From: Karl Denninger <karl_at_denninger.net>
Date: Fri, 09 Jul 2021 00:53:01 UTC
On 7/8/2021 18:11, Lutz Donnerhacke wrote:
> On Thu, Jul 08, 2021 at 05:38:35PM -0400, Karl Denninger wrote:
>> This is the only change I'm aware of in the build I just put on a firewall
>> that uses ipfw heavily, and it is not panic'ing quite regularly.
> The code was delayed considerably for MFC until such problems are
> identified, tested and solved (AFAIK) in main. The tests are also present in
> stable, and the CI system (jenkins) did not report any failure after MFCing.
>
>> I'll see if I can get a dump from it but that may be difficult as the
>> machine in question is a "small box" without attached storage (boots from
>> an SD card.)
> That would be really helpful. Most notably the bud I can't find easily are
> in the area of inbound redirection and protocol helpers.
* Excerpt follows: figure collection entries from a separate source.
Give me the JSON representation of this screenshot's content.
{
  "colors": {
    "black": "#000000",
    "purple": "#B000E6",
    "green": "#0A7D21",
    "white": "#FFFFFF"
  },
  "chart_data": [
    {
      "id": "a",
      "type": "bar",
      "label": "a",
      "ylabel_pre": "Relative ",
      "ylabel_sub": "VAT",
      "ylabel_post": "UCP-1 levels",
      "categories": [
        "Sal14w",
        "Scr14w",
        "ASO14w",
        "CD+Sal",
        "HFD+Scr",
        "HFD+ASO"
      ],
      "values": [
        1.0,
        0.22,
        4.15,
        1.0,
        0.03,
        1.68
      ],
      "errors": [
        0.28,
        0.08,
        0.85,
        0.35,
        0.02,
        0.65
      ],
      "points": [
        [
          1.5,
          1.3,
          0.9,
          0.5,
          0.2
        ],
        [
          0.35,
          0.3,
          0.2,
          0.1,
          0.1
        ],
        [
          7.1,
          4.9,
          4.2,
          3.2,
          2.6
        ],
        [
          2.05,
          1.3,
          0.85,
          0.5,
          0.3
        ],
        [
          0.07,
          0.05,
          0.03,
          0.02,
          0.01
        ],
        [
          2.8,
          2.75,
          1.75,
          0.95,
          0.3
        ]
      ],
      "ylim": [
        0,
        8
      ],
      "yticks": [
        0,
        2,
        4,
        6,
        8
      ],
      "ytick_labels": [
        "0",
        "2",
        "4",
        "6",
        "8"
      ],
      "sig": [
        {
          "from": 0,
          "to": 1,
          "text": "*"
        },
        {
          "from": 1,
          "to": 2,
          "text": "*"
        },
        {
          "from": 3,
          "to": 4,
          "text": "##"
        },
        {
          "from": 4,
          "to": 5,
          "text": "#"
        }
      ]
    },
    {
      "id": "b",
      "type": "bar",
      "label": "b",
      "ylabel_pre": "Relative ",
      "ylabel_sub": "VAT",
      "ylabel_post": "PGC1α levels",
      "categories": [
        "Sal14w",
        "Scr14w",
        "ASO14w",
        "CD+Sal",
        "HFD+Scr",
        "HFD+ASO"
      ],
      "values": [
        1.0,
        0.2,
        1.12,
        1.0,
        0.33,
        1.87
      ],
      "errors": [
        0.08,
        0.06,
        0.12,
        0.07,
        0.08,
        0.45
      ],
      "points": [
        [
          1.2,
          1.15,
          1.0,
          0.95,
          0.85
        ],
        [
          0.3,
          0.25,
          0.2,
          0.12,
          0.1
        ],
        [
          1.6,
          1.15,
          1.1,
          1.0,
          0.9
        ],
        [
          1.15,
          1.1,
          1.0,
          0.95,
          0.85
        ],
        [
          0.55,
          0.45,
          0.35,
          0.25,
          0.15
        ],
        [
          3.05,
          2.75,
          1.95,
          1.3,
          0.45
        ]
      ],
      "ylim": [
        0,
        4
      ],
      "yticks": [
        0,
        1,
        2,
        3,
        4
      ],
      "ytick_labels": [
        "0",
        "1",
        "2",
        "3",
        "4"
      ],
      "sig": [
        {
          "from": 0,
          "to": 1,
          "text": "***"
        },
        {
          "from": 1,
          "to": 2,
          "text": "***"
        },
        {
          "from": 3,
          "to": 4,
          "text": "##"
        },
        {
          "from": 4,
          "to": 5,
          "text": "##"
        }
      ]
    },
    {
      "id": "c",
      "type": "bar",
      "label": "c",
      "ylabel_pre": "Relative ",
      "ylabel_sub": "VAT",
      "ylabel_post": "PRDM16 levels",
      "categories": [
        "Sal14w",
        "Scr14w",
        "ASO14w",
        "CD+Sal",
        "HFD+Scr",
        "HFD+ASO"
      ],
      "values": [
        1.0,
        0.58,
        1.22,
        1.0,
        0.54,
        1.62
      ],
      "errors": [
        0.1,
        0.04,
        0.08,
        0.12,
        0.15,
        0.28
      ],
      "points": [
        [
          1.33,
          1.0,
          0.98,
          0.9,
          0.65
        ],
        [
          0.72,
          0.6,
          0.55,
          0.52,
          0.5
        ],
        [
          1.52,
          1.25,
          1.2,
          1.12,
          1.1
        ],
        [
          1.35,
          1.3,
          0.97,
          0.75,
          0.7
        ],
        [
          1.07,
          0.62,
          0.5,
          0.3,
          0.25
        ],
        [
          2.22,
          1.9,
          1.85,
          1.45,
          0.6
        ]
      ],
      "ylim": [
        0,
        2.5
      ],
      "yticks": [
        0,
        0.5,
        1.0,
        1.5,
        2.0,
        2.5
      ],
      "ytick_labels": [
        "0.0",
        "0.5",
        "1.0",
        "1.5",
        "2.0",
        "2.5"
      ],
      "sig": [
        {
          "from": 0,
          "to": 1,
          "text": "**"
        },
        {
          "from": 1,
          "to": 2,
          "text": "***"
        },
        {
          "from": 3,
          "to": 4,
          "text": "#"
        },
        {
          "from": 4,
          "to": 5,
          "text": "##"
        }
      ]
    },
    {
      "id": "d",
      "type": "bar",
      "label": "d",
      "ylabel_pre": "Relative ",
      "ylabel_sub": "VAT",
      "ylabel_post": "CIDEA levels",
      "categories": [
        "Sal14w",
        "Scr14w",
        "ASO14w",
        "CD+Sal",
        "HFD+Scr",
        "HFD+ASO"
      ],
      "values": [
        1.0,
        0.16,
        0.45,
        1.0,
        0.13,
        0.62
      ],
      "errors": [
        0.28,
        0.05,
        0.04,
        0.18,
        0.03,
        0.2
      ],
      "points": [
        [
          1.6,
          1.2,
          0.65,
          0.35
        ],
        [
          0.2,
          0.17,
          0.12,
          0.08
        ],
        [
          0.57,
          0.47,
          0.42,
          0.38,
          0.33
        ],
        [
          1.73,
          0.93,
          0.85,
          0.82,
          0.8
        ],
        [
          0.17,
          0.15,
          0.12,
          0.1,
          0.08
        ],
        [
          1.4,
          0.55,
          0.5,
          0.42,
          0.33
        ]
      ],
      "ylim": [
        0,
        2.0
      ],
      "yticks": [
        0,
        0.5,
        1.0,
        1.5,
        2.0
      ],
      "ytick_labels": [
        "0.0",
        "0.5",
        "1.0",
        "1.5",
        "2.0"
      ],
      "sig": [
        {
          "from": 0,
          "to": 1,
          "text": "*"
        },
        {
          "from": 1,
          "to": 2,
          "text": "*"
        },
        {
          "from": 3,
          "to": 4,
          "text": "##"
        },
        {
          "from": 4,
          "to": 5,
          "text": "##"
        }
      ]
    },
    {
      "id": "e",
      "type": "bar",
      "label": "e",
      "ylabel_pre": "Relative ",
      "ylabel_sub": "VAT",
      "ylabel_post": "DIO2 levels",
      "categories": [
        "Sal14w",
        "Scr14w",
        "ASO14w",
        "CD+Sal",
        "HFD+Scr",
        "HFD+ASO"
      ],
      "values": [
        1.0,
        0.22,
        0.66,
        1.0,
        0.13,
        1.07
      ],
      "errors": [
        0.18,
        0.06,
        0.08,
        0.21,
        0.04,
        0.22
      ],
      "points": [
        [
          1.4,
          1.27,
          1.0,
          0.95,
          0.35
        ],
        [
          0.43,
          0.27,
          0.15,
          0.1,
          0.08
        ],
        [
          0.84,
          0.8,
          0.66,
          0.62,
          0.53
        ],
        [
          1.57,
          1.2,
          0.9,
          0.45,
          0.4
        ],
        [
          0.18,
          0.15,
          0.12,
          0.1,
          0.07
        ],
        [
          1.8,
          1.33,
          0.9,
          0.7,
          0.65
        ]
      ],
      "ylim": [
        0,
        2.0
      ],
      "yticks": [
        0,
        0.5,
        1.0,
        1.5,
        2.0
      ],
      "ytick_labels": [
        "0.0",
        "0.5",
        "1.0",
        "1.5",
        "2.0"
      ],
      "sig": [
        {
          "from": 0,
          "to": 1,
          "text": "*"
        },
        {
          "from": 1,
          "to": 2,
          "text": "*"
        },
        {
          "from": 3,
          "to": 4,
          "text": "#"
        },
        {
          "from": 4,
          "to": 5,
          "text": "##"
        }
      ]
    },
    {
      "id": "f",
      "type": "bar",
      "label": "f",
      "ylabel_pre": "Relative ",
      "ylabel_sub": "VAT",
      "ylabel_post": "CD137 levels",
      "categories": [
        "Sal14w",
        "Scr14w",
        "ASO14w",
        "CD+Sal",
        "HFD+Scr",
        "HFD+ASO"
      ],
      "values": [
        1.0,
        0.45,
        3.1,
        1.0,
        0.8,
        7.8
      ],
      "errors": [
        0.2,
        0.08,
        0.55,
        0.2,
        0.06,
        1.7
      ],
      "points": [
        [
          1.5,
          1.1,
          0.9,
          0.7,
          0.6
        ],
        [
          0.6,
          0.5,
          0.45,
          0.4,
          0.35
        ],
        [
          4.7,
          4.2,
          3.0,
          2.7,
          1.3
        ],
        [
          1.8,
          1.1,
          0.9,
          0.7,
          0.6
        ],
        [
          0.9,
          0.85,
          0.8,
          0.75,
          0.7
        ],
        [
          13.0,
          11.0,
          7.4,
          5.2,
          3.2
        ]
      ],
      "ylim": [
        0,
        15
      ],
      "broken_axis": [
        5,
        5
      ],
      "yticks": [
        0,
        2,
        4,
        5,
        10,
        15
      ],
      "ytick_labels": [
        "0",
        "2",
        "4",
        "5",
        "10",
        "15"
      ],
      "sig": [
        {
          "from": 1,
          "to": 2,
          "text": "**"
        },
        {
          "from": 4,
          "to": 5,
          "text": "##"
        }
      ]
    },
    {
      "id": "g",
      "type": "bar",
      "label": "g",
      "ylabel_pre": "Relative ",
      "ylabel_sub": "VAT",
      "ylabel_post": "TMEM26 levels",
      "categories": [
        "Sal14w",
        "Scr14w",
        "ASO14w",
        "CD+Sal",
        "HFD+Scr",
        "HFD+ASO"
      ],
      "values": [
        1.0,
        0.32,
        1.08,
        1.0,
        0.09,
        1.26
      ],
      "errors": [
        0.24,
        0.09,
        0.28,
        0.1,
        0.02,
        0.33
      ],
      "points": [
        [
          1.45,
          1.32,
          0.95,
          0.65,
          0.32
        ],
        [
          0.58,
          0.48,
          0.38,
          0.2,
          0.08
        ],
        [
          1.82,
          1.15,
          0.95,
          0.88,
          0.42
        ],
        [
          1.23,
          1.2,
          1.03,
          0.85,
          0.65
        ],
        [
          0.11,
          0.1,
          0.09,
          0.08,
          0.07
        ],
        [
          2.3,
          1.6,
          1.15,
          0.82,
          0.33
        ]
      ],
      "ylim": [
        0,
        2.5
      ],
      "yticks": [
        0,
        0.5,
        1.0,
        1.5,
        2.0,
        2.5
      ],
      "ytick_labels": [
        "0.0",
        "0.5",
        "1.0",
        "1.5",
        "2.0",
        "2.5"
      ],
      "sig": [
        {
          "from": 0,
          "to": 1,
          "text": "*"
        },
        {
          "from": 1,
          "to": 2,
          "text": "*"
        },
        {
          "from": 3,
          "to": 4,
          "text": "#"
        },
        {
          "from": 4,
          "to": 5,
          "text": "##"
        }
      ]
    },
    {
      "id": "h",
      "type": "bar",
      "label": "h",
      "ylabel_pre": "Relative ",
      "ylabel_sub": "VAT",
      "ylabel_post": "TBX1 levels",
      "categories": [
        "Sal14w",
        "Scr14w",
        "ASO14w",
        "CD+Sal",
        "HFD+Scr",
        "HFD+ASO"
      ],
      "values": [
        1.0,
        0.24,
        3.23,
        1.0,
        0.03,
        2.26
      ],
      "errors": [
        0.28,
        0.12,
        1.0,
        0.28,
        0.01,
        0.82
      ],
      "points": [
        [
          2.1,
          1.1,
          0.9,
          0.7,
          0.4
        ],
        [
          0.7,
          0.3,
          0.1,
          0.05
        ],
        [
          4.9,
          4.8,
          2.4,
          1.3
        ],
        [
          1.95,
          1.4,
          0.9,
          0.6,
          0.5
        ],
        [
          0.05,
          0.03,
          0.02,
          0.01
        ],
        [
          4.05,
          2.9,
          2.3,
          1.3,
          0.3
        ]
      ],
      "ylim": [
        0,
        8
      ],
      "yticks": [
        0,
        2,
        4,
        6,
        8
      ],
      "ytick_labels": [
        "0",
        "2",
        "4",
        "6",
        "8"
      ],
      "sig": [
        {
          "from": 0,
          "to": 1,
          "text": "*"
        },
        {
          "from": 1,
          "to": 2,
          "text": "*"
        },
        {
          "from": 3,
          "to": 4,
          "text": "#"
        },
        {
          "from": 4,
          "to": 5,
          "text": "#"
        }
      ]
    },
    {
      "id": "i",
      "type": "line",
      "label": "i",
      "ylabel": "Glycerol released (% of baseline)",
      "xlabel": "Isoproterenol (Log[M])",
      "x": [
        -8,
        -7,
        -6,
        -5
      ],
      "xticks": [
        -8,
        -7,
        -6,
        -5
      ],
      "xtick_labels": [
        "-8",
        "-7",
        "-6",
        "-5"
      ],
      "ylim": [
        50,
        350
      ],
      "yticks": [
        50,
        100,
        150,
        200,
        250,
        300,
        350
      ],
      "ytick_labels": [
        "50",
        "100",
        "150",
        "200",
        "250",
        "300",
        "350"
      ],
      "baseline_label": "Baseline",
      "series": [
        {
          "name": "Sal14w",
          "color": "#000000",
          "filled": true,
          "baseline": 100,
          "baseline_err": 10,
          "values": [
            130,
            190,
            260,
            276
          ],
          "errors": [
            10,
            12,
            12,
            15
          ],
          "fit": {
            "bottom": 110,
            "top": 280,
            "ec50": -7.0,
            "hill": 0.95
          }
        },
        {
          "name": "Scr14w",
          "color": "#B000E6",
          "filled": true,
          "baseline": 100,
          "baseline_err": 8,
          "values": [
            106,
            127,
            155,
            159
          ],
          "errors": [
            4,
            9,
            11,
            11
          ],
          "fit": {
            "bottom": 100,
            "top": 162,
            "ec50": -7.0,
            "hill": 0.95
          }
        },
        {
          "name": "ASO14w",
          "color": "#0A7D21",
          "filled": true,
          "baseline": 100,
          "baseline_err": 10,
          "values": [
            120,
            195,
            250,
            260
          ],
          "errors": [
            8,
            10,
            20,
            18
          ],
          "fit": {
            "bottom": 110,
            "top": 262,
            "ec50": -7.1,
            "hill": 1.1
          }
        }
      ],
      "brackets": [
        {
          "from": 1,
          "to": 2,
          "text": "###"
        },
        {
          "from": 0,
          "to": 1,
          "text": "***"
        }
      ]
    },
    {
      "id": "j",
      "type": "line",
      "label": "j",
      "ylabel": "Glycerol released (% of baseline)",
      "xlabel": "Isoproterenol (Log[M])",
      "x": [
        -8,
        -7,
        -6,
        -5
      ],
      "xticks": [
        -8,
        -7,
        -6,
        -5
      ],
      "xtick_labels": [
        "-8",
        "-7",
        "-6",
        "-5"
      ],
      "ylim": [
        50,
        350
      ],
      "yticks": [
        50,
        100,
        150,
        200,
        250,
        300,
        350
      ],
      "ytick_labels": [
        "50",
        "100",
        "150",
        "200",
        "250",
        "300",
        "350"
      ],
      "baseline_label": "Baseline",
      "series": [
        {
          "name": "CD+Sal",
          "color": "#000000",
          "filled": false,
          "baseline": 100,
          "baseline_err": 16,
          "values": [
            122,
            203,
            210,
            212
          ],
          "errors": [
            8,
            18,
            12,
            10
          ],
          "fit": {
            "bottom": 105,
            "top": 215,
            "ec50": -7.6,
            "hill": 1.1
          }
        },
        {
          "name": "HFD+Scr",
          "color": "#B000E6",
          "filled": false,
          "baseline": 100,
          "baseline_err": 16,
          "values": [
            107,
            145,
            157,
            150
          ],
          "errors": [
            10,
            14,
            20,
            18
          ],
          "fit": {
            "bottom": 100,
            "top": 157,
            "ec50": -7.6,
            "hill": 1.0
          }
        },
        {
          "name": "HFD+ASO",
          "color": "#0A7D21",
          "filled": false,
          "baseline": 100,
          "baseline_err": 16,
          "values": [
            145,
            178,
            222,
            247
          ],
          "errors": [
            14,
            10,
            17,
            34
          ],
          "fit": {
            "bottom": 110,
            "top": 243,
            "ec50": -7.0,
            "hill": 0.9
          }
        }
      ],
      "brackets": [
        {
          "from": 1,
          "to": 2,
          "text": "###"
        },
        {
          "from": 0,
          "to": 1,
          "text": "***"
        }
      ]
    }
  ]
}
My use case is
> Carrier Grade NAT (outbound).

The box in question has a material number of "permanent" hole punch 
redirects for inbound links, to wit:

        ${fwcmd} nat 100 config if ${oif} log same_ports reset 
redirect_port tcp  ${fwd}:2552 2552 redirect_port tcp 
192.168.10.214:8080 8080 redirect_port tcp 192.168.10.203:443 4443 
redirect_port tcp 192.168.10.216:8080 8088 redirect_port
tcp ${fwd}:993 993 redirect_port tcp ${fwd}:4552 4552 redirect_port tcp 
${fwd}:imaps imaps redirect_port tcp ${fwd}:11443 11443 redirect_port 
tcp ${fwd}:80 80 redirect_port tcp ${fwd}:2200 22042

The kernel with the splay-tree improvements survives less than /five 
minutes /before it blows up -- repeatedly.  There is a client (on an 
Android phone) that maintains a connection via one of those 
(specifically, to the 10.214 ip) along with inbound email on 2552 from 
an off-site relay.

I will see if I can get at least a panic backtrace, although the 
impacted box is a pcEngines firewall that boots of an SD card.  An AMD 
box running the same rev but without any ipfw side of things running has 
been up for a couple of days without incident.  Odds are reasonably-high 
the splay tree changes are responsible since that's the "stand-out" 
difference between the two boxes.

-- 
Karl Denninger
karl@denninger.net <mailto:karl@denninger.net>
/The Market Ticker/
/[S/MIME encrypted email preferred]/